I get calls and emails all of the time from law students and lawyers who want to start their own law firms. I try to give them my best thoughts and earned opinions to their questions.
Is it appreciated?
Who really knows.
But, I can tell you with many there is a great deal of apathy, halfheartedness or lassitude in the responses. It is a passiveness really boardering on "oh, do I have to".
I understand it. It is someone telling you that it is not going to be a piece of cake to do what you want. It is some one stating things you believe are true, but do not want to do or hear.
What I have learned over the years (too many to count really) is that advice is plentiful. Some people charge for it. Some, like me, offer it freely. And, everyone has an opinion on something. A diversity of opinion is good. You can take it all in, absorb it, and combine the various bits of advice to make your own.
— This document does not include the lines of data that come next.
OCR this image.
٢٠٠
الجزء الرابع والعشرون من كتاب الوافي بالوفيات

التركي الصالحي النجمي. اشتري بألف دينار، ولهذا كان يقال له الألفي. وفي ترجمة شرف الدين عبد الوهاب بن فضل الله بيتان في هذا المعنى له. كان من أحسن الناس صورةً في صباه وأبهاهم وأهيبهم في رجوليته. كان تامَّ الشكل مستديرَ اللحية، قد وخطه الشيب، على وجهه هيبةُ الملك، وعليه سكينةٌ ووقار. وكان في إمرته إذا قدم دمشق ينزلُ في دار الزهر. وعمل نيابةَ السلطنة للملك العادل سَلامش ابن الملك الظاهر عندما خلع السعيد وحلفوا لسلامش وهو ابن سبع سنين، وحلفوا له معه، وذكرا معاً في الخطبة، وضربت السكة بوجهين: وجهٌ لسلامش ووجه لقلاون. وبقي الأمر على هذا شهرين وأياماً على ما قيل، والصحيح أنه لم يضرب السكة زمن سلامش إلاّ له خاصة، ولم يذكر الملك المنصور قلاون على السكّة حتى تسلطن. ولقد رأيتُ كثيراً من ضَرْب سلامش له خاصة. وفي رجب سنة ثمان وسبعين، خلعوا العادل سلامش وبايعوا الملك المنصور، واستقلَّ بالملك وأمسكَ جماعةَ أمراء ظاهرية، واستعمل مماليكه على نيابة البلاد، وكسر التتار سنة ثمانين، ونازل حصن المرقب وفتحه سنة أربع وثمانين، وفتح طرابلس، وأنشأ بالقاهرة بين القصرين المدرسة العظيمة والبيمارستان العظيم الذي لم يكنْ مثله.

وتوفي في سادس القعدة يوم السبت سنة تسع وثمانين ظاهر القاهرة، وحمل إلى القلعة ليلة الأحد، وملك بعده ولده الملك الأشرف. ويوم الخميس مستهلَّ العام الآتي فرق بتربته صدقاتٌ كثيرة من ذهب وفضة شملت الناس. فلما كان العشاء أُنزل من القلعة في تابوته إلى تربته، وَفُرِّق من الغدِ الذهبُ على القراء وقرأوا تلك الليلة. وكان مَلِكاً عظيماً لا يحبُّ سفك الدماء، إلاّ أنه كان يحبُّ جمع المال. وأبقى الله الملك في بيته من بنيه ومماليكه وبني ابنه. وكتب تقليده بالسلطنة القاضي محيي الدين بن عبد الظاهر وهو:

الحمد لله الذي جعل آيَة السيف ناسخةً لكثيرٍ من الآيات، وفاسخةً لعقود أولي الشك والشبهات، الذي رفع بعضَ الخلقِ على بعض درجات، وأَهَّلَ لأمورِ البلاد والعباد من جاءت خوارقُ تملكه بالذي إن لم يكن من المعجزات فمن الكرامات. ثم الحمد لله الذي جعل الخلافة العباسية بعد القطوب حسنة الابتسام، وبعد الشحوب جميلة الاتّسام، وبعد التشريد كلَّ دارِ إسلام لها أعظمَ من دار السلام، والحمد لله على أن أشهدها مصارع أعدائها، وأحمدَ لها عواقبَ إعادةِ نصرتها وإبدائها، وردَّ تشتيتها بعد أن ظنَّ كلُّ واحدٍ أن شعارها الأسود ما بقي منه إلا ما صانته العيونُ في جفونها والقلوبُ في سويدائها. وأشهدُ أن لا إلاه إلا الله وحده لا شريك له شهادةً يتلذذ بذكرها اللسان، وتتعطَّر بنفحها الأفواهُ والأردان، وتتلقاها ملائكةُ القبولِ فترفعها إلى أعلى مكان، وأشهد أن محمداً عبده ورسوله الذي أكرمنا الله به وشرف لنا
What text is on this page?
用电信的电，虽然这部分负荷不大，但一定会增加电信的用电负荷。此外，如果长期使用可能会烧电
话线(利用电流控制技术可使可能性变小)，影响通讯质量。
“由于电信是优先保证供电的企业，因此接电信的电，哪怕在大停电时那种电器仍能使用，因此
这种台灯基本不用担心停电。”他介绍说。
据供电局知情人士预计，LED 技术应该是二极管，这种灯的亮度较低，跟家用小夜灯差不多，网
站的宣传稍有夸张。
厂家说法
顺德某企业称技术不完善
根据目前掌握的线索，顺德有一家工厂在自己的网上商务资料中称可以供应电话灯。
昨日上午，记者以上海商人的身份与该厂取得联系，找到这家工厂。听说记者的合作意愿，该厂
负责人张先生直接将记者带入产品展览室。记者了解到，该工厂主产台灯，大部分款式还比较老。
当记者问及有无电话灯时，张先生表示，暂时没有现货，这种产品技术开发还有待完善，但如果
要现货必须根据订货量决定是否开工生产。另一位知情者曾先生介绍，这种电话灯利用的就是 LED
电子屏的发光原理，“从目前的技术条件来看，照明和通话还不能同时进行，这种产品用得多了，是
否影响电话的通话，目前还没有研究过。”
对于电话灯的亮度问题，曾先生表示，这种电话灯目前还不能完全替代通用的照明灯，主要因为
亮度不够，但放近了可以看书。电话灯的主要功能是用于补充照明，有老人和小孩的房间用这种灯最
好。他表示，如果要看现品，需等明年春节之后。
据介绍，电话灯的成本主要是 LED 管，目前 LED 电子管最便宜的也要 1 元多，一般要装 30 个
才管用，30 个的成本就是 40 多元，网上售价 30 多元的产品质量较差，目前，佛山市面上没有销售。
It is not that most lawyers do not want the advice. It is that mere advice is not what they really want. They are wanting someone to do it for them, or at least walk with them through every step. A hand holder. A doer. A confidant is not often enough. Lawyers have come to realize that opinions and advice do not represent action.
You see, advice is easy. It is easy to give, and it is easy to take. It is easy to formulate.
It is executing that is hard (if not just downright impossible) for many people. It requires a sense of purpose, and a sticktoitness that most people cannot imagine themselves doing. You cannot have poor execution habits and expect to succeed. This leads to trepidation.
Most of us can invision ourselves in the final analysis. We can see us as the lawyer, in the nice office, with lots of staff do our bidding, with plenty of time for luxury and vacations. The thought of working hard and playing hard is appealing. It is just the road to that destination that is hard to imagine.
The easy thing is to start at the end with the office and staff, and then to work backward. Although this rarely works out right, this is what you see most new lawyers doing.
There is also an element of faith. If I blindly start down the path I have to know that everything will work out alright.
I tend to think that poor execution habits and a lack of faith is why lawyers and law students want to team up for the journey when there is not enough to feed and care for one. The thought of not being alone is comforting. There is the thought that it will overcome one's culture of resistence to execution. The thought is that somehow a partner will add accountability for execution.
Within most of us there is just a resistance to change. Add this to a lack of discipline, and it can get tough.
To me, it is kind of like trying to put eye drops in your own eye. It is counterintuitive. But, an eye doctor can do it because he, and not you, is in control of the drops.
This is why people, including me at stages in my life, do not seem to get a firm off the ground until we are place in a position of failure. You can say it causes us to focus on priorities, but I think it forces us off our butts to get something done that might otherwise be uncomfortable for us to do otherwise.
It is like the story of the salesman the visits an old country home. The family is on the front porch. As he is trying to pitch the family the old blood hound is just whining, monaing and groaning. The salesman asks, "what's wrong with your dog". The man spits and says, "he's layin' on a nail". The salesman asks, "why doesn't the dog just move?" The man spits again and says, "ain't hurtin' 'nough for 'em to move."
And, that is how it really is with most of us.
I could tell you about goals and plans and the like. That is the easy advice. But, no amount of advice is going to be enough unless you have the gall to execute on it. Nobody is going to do it for you. And, the truth of the matter is that you are not going to move until it is hurting you enough that you cannot stand to lay in place.